ReutersQueen Sirikit, the mother of Thailand’s King Vajiralongkorn, has died aged 93.
She passed away “peacefully” in a Bangkok hospital at 21:21 local time (14:21 GMT) on Friday, according to the Thai Royal Household Bureau.
Sirikit had “suffered several illnesses” while in hospital since 2019, including a blood infection this month, it added.
For more than six decades, Queen Sirikit was married to Thailand’s longest-reigning monarch, King Bhumibol Adulyadej, who died in 2016. In their globe-trotting heyday, she was seen as a style icon.
King Vajiralongkorn has ordered that the Thai Royal Household Bureau organize a royal funeral, the statement added.
Queen Sirikit’s body will lie in state at the Grand Palace’s Dusit Thorne Hall in Bangkok, it said.
Thai royal family members will also observe a year of mourning.
Queen Sirikit met her future husband, King Bhumibol, while studying music in Paris, where her father was at the time stationed as Thai ambassador to France.
“It was hate at first sight,” she said in a 1980 BBC documentary about the Thai monarchy, Soul of a Nation, adding that he had arrived late to their first meeting.
“He said he would arrive at four o’clock in the afternoon. He arrived at seven o’clock, caught me standing there, practicing curtsy and curtsy,” she said.
The couple married on April 28, 1950, just a week before King Bhumibol was crowned in Bangkok.
As a young couple in the 1960s, Queen Sirikit and King Bhumibol traveled around the world, meeting famous faces including US President Dwight Eisenhower, the late Queen Elizabeth II and Elvis Presley.
During that decade, she frequently made international best-dressed lists.
In the rare 1980 interview with the BBC, she also described the relationship between the monarchy and people in Thailand, which continues to observe strict lese-majeste laws forbidding insult of the monarchy.

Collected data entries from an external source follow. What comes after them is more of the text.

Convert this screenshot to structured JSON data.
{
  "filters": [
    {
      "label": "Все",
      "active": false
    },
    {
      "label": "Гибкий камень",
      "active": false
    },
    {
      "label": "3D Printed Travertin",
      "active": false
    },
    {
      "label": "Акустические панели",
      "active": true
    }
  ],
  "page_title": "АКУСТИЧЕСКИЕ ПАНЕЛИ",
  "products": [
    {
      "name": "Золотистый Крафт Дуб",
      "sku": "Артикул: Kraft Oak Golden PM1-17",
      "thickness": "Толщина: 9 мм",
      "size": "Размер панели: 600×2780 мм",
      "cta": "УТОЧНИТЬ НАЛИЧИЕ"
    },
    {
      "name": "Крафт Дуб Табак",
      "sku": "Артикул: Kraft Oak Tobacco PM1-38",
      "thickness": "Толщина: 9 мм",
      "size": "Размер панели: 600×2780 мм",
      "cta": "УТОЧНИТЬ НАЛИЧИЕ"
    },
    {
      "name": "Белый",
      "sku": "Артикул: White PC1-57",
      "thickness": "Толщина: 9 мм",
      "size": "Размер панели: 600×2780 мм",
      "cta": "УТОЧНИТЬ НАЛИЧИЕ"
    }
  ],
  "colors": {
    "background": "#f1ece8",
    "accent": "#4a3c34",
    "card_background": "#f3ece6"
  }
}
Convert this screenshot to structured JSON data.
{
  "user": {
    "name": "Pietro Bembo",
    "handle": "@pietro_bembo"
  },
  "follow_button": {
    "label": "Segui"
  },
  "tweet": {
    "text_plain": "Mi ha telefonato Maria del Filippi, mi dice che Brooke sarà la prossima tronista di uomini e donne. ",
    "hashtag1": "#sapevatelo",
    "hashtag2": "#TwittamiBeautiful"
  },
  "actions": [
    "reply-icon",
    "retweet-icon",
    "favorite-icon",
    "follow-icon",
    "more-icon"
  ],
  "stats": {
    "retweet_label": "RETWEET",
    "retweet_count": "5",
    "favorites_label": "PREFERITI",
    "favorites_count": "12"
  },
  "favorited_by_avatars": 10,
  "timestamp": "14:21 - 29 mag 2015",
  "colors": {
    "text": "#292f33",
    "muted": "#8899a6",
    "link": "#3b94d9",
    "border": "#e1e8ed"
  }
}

She said: “Kings and queens of Thailand have always been in close contact with the people and they usually regard the king as the father of the nation.
“That is why we will not have much private life, because we are considered father and mother of the nation.”
She was seen as a key maternal figure for the country, with her birthday, August 12, marked as Mother’s Day since 1976.
In 2008, she attended the funeral of an anti-government protester killed in violent clashes with the police.
Queen Sirikit suffered a stroke in 2012, after which she was rarely seen in public.
She is survived by her son and three daughters.